Shen Ye, Ye Xiangming, Jiang Lingzhi, Li Hengjie, Zhang Yanli, Wang Wenmin, Mao Hui
Center for Rehabilitation Medicine, Rehabilitation & Sports Medicine Research Institute of Zhejiang Province, Department of Rehabilitation Medicine, Zhejiang Provincial People's Hospital (Affiliated People's Hospital, Hangzhou Medical College), Hangzhou, Zhejiang, China.
Emergency and Critical Care Center, Department of Emergency Medicine, Zhejiang Provincial People's Hospital (Affiliated People's Hospital), Hangzhou Medical College, Hangzhou, Zhejiang, China.
Curr Mol Med. 2025 Apr 17. doi: 10.2174/0115665240338945250317082242.
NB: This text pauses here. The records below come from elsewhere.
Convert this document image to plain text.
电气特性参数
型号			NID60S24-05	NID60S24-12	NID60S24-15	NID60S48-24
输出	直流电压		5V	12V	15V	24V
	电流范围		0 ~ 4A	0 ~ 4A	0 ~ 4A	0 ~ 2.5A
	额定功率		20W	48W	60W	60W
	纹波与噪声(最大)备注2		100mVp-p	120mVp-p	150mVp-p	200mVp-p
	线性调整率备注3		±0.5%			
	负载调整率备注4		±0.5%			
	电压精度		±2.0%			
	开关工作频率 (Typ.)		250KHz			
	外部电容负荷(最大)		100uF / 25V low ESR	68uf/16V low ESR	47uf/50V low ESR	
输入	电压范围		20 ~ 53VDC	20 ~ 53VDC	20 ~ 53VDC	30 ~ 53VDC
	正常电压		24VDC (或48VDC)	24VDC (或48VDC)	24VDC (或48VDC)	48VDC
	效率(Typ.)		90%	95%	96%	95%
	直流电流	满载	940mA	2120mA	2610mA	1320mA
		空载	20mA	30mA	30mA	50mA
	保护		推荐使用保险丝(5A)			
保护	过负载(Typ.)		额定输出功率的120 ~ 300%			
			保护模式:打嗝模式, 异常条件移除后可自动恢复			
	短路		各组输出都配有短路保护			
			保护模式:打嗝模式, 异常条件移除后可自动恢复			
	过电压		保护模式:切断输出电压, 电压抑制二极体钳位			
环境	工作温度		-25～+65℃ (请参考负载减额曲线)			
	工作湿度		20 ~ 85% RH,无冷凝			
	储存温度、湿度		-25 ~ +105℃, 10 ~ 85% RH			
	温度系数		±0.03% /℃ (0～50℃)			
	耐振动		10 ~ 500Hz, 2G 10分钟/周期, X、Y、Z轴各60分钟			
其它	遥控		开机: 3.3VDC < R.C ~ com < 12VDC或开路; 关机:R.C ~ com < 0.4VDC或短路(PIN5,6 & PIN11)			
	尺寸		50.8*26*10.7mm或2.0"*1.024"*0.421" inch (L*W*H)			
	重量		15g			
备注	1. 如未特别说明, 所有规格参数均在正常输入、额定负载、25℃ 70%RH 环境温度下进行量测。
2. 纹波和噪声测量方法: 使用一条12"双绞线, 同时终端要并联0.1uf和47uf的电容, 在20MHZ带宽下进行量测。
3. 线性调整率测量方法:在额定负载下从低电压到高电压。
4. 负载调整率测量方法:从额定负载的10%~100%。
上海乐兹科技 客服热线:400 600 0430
The calcium-binding protein S100A12 plays a pivotal role in the progression of acute lung injury (ALI) and acute respiratory distress syndrome (ARDS). However, the underlying mechanisms are yet to be fully elucidated.
This study aimed to investigate the role of S100A12 in LPS-induced injury of human pulmonary microvascular endothelial cells (HPMECs) and its molecular regulatory mechanism.
An in vitro model of ALI/ARDS was established by lipopolysaccharide (LPS)-induced HPMECs. CCK-8, flow cytometry assay, and ELISA were used to detect the cell viability, apoptosis, and inflammation. The integrity of the endothelial barrier was assessed by tube formation assay and VE-cadherin and occludin protein levels. The molecular mechanism of S100A12 was analyzed by transcriptomics and validated using qRT-PCR and western blotting analyses.
S100A12 expression was significantly elevated in LPS-stimulated HPMECs, and S100A12 knockdown alleviated LPS-induced apoptosis, inflammation, and endothelial barrier dysfunction in HPMECs. Transcriptomic analysis revealed the potential gene network mapping regulated by LPS stimulation and S100A12 knockdown. Differentially expressed genes were significantly enriched in the JAK2/STAT3 signaling pathway as verified by western blotting analysis.
Our results suggested S100A12 to be significantly upregulated in LPSinduced HPMECs; inhibiting S100A12 can alleviate endothelial cell barrier dysfunction through the JAK2/STAT3 signaling pathway and thereby improve LPS-induced HPMECs injury.
钙结合蛋白S100A12在急性肺损伤(ALI)和急性呼吸窘迫综合征(ARDS)的进展中起关键作用。然而,其潜在机制尚未完全阐明。
本研究旨在探讨S100A12在脂多糖(LPS)诱导的人肺微血管内皮细胞(HPMECs)损伤中的作用及其分子调控机制。
通过脂多糖(LPS)诱导HPMECs建立ALI/ARDS体外模型。采用CCK-8、流式细胞术和ELISA检测细胞活力、凋亡和炎症。通过管形成试验以及VE-钙黏蛋白和闭合蛋白水平评估内皮屏障的完整性。通过转录组学分析S100A12的分子机制,并使用qRT-PCR和蛋白质印迹分析进行验证。
S100A12在LPS刺激的HPMECs中表达显著升高,敲低S100A12可减轻LPS诱导的HPMECs凋亡、炎症和内皮屏障功能障碍。转录组分析揭示了LPS刺激和S100A12敲低所调控的潜在基因网络图谱。蛋白质印迹分析证实差异表达基因在JAK2/STAT3信号通路中显著富集。
我们的结果表明,S100A12在LPS诱导的HPMECs中显著上调;抑制S100A12可通过JAK2/STAT3信号通路减轻内皮细胞屏障功能障碍,从而改善LPS诱导的HPMECs损伤。